Throughout the ’50s & ’60s, Republicans were more unified than Democrats in support of civil rights legislation, as many Democrats voted in adamant opposition.
The majority Democrats consistently resisted the civil rights movement. In 1956, they expressed their opposition to the ruling in the 1954 Supreme Court case Brown v. Board of Education, which declared that segregated public schools were unconstitutional. Republicans were more unified in their support.
Originally proposed in 1963, the bill faced strong & organised opposition from Democrats. They joined together to launch a filibuster that lasted for 57 days! They argued that the bill would lead to the destruction of “two different social orders” & result in the “amalgamation and mongrelisation of our people.”
However, 82% of Republicans in the Senate voted for the bill.
Prior to this, Congress had passed the Civil Rights Act of 1957, the first major civil rights legislation to be enacted in decades, that sought to protect the voting rights of black Americans. In the Senate, Democrats vehemently opposed to integration, filibustered the vote for a total of 24 hrs & 18 minutes in protest.
After the filibuster ended, the bill passed, receiving 93% of Republican votes. President Eisenhower signed the bill into law on Sep 9, 1957.
The southern strategy contention does tend to obscure the Democrats’ appalling racism & the historical facts of slavery & segregation.
However, there’s not much evidence to support this notion. According to professors Richard Johnston of U of Pennsylvania & Byron Shafer of the U of Wisconsin, “The shift in the South from Dem to Rep was overwhelmingly a question not of race, but of economic growth.” Racial desegregation often applied the brakes to these Republican gains rather than fueling them.
The movement toward Republicanism in the South began in the ’50s as the South industrialised.
However, even this has been very slow, and not general throughout the region. As late as 2010, there were still states like Alabama & North Carolina that were voting in their first Republican legislative majorities since Reconstruction. Something that would have happened overnight in the late 60s if the partisan realignment had been driven by lock-step white voting loyalties on racial lines.
Historically, the Democratic Party was the party of slavery. It was the Democratic Party that promoted segregation & Jim Crow. The KKK was basically the armed wing of the Democratic Party in the South for decades.
The Republican Party repeatedly attempted to end things like Jim Crow. It was Eisenhower who was attempting to forcibly integrate the schools. It was U.S. Grant who was attempting to push for Radical Republican reconstructionism.
The notion that the Republican Party simply switched overnight on civil rights belies all evidence.
However, there was indeed a southern strategy, motivated by disgusting racism.

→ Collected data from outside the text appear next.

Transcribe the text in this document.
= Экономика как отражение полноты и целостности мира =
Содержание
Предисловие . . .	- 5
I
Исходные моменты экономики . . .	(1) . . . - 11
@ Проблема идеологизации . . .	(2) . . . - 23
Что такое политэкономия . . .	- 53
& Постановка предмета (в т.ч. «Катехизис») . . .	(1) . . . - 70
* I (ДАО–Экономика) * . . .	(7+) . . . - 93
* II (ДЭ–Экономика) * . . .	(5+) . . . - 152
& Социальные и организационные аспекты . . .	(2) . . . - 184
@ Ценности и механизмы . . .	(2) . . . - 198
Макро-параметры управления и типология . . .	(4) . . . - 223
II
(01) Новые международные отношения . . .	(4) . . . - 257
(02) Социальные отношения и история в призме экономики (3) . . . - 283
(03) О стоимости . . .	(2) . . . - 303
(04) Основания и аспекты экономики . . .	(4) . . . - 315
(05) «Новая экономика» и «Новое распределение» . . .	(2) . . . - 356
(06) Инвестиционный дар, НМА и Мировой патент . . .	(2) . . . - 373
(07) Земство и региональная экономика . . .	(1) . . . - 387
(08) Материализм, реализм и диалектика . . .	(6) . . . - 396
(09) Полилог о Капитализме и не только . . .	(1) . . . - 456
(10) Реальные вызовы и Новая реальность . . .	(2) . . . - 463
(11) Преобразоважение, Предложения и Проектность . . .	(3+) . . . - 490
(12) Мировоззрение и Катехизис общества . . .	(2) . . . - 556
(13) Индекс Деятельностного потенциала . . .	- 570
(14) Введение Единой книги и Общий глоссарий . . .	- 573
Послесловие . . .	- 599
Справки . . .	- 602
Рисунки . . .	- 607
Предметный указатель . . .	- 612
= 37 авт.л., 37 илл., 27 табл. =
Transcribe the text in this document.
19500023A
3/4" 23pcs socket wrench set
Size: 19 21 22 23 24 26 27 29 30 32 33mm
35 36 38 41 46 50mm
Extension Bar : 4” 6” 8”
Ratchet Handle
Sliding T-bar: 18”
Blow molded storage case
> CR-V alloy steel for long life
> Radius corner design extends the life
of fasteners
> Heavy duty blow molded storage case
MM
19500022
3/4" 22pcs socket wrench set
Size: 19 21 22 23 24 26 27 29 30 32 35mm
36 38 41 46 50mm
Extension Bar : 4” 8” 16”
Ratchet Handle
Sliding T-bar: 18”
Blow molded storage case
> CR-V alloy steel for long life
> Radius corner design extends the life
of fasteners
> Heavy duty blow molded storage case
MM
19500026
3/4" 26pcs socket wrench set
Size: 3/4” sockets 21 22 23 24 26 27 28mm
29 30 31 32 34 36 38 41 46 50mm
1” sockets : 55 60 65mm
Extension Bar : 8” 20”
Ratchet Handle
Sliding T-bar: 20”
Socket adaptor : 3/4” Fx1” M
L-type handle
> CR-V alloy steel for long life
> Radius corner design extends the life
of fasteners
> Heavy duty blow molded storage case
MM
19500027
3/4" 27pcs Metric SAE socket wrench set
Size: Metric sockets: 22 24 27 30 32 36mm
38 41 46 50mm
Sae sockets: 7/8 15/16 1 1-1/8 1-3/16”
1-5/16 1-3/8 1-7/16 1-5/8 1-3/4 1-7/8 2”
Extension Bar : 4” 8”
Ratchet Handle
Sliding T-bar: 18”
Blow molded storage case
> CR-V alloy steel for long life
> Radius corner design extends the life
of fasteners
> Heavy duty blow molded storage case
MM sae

It was operated by the Democrats for two centuries. All else pales in comparison to this evil.
April 4th, 2022
Caesar returns to his Lord Haw Haw mode.
April 4th, 2022
Coherence calling?
May 27th, 2022
Caesar, you did a fantastic job in your little survey. Although we have seen a surge of African-Americans and Hispanics move to the Republican Party in the last few years, it is tragic to see the alt-right come in with their white supremacy ideology. Both parties have become so divisive in the last five or six presidential terms, and with the growth of each party capitalizing on inflaming the passions in such a way as to get their people out to vote.